Creating and Implementing an Emergency Plan for IT Disaster Recovery

Business continuity planning should be a key focus for organizations of any size. For legal firms, disaster recovery and business continuity are critical. The sensitive nature of legal data makes disaster recovery particularly important. Having a plan in place can allow swift recovery following a natural disaster, security breach, or hardware failure.

Anyone involved in law firm management should understand that disaster and data loss risks are ever present. Following this advice can help you to evaluate how your own firm stacks up against industry best-practices.

Determine the Risks with Business Impact Analysis

Risk assessment is the first and one of the most critical steps in IT business continuity planning. In a law firm, many of the risks crossover with dissimilar businesses, and others will be unique to your industry. Data loss or temporary lack of data access will be a key concern. How will your firm manage ongoing cases? If you were to lose access to your IT systems tomorrow, how would that impact your business? Where are your IT systems based (locally, cloud, and at managed data centers), and what kind of redundancy exists for stored data and decentralized software?

By understanding the risks and potential business impact of a disaster or significant outage you will be able to better shape your business continuity plan.

Understand Your Network Infrastructure

It is critical to understand your network structure, both within your physical premises and outside of your organization. Do you have data and software based in the cloud? Are backups stored at a secure data center? Do you have on-site systems that are critical to daily firm activities?

Appoint Emergency Response Teams and Develop Practices

Knowing who does what in specific scenarios will allow you to better respond to an emergency. Your internal IT department may be able to manage data recovery and bring systems back online (or provide alternatives) in many cases. One example could include deploying laptops for remote work when your main site is inaccessible or otherwise compromised. IT staff may also be able to facilitate switchover to backup data storage and productivity solutions.

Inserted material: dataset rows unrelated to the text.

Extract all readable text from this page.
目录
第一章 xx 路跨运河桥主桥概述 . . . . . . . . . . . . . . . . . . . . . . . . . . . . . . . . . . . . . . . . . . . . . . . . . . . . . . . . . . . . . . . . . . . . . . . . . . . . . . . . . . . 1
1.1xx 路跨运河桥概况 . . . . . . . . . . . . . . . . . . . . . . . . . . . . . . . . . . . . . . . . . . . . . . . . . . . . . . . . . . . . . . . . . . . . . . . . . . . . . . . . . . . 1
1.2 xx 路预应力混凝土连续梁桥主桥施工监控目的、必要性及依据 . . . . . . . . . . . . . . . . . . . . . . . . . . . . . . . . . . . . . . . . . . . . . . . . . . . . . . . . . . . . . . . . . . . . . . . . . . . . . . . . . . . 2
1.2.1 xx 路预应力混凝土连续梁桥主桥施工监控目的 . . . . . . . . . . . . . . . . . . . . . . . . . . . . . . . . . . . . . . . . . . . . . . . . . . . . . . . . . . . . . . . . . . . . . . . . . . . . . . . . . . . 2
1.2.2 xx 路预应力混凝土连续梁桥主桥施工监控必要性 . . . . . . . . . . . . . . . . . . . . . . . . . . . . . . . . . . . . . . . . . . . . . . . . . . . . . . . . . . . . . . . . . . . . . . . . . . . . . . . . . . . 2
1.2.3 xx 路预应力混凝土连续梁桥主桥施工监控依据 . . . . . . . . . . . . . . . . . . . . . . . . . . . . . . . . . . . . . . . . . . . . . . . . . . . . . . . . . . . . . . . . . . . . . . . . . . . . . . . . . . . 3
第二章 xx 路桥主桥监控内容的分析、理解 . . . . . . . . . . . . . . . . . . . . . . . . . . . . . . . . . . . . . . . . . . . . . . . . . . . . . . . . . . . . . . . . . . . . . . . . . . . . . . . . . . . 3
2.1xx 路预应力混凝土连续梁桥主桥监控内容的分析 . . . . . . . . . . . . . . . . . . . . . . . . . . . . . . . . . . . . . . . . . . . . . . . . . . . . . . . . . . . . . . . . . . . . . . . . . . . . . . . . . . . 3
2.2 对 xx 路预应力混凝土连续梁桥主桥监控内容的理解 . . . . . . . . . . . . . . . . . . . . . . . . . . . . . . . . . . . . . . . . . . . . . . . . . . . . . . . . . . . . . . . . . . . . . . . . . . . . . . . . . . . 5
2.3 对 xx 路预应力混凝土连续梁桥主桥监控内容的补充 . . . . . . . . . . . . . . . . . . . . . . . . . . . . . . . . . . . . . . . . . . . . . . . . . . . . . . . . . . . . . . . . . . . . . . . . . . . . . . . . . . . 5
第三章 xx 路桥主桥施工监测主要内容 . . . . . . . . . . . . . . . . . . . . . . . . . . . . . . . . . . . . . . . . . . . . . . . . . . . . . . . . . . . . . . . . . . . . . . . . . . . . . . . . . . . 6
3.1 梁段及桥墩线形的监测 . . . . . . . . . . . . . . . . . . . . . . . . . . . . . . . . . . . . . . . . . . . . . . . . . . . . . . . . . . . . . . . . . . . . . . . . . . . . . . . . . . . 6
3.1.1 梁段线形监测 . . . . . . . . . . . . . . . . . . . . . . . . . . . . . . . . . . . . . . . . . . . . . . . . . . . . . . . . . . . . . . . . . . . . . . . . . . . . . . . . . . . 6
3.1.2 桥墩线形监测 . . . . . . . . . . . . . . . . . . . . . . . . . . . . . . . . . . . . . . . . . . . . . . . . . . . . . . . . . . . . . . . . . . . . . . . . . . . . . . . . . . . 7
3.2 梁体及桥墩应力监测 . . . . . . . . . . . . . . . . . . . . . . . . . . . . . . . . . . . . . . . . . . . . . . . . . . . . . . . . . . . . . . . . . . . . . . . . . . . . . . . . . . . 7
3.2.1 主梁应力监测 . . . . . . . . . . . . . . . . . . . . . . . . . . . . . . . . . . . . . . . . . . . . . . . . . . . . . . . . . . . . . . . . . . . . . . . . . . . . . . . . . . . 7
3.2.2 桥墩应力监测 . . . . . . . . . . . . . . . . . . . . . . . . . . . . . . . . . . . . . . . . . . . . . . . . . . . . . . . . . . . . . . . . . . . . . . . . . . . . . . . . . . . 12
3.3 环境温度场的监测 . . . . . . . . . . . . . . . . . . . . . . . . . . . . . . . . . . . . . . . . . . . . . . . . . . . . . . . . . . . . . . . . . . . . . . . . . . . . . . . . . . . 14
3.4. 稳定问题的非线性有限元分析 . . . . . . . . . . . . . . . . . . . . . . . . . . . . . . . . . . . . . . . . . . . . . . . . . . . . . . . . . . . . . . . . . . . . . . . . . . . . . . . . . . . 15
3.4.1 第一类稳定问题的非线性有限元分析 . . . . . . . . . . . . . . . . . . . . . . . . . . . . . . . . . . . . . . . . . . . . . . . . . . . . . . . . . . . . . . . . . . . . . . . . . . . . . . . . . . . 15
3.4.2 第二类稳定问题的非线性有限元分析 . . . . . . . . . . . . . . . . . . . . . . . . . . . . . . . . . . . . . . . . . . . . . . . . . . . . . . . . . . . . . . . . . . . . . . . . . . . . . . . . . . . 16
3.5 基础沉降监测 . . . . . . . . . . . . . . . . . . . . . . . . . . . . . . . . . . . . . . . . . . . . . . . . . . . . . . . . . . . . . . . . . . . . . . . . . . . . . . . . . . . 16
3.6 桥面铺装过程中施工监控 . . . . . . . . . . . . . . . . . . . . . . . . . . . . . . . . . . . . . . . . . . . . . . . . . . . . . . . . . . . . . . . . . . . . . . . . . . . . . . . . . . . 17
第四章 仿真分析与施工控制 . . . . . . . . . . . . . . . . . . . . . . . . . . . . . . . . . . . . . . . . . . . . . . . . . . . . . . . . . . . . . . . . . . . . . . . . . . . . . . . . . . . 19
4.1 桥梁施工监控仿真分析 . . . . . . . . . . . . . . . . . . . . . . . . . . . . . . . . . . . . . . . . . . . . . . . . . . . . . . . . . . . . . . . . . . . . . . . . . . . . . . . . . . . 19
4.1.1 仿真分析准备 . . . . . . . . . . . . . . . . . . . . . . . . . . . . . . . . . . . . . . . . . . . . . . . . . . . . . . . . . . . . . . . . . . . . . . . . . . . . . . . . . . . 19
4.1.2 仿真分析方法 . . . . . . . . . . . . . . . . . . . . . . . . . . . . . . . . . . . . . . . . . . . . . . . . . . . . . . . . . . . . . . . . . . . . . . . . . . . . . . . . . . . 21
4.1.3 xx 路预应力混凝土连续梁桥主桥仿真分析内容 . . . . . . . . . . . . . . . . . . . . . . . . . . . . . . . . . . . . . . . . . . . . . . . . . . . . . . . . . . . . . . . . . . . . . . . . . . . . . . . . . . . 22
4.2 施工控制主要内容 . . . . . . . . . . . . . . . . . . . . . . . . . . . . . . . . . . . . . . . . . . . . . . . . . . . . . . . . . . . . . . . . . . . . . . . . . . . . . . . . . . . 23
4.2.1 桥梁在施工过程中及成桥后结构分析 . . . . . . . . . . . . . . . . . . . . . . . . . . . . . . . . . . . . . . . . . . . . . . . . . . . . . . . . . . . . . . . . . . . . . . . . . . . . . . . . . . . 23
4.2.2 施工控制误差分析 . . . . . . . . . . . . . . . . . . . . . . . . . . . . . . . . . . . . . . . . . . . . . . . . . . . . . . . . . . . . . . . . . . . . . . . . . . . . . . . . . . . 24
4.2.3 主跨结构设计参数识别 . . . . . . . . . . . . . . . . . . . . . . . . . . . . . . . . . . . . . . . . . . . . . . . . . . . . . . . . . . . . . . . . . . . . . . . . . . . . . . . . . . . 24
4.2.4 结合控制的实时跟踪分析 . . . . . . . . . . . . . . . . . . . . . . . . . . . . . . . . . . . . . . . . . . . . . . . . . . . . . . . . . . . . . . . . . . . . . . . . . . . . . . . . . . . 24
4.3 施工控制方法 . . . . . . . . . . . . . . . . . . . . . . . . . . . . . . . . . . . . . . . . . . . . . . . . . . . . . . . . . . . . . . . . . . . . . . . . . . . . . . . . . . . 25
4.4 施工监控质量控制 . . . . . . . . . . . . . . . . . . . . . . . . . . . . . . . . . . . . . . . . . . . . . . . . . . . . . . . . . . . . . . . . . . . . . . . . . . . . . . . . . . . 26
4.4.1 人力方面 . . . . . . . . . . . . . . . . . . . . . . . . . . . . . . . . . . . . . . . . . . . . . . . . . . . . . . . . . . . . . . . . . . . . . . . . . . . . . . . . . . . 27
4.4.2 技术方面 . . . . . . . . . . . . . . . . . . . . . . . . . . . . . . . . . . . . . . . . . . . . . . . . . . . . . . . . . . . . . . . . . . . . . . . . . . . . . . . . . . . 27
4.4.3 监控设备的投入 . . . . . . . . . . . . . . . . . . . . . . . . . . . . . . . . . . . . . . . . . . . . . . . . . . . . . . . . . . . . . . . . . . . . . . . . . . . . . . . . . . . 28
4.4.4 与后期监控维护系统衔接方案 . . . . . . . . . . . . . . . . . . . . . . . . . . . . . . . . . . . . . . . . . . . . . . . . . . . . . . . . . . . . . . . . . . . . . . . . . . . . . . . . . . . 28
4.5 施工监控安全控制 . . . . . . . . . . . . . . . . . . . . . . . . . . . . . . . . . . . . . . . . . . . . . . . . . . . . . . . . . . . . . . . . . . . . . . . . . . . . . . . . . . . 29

Your internal IT staff should be consulted throughout the disaster recovery planning stage, as they will be able to provide insights outside of the scope of your legally trained staff.

Develop a Vendor Support Relationships

Your internal IT teams will be essential during disaster recovery planning and in the event of a disaster, but they may not be able to cover every scenario. Vendor and service provider relationships will also be important. Existing vendors may have business continuity solutions that they can offer for your main productivity tasks.

A managed IT service can help you to design robust systems, including cloud and off-site network solutions that allow your firm to function immediately following a disaster. With a managed IT contract you could even have your complete IT disaster recovery plan assessed, developed, and maintained by professionals.

Continually Update Your IT Disaster Recovery and Business Continuity Plan

A business continuity plan and IT disaster recovery strategy should be implemented and then continually updated. Technology changes at a rapid pace, and new solutions will emerge that were not available when your original recovery plan was developed.

New solutions and changes in your business make it necessary to continually reevaluate your needs. Nobody hopes for a disaster, but, failing to plan for one can be just as bad. A sound business continuity and IT disaster recovery plan can make the difference between maintaining your law firm, or suffering catastrophic losses following a significant event.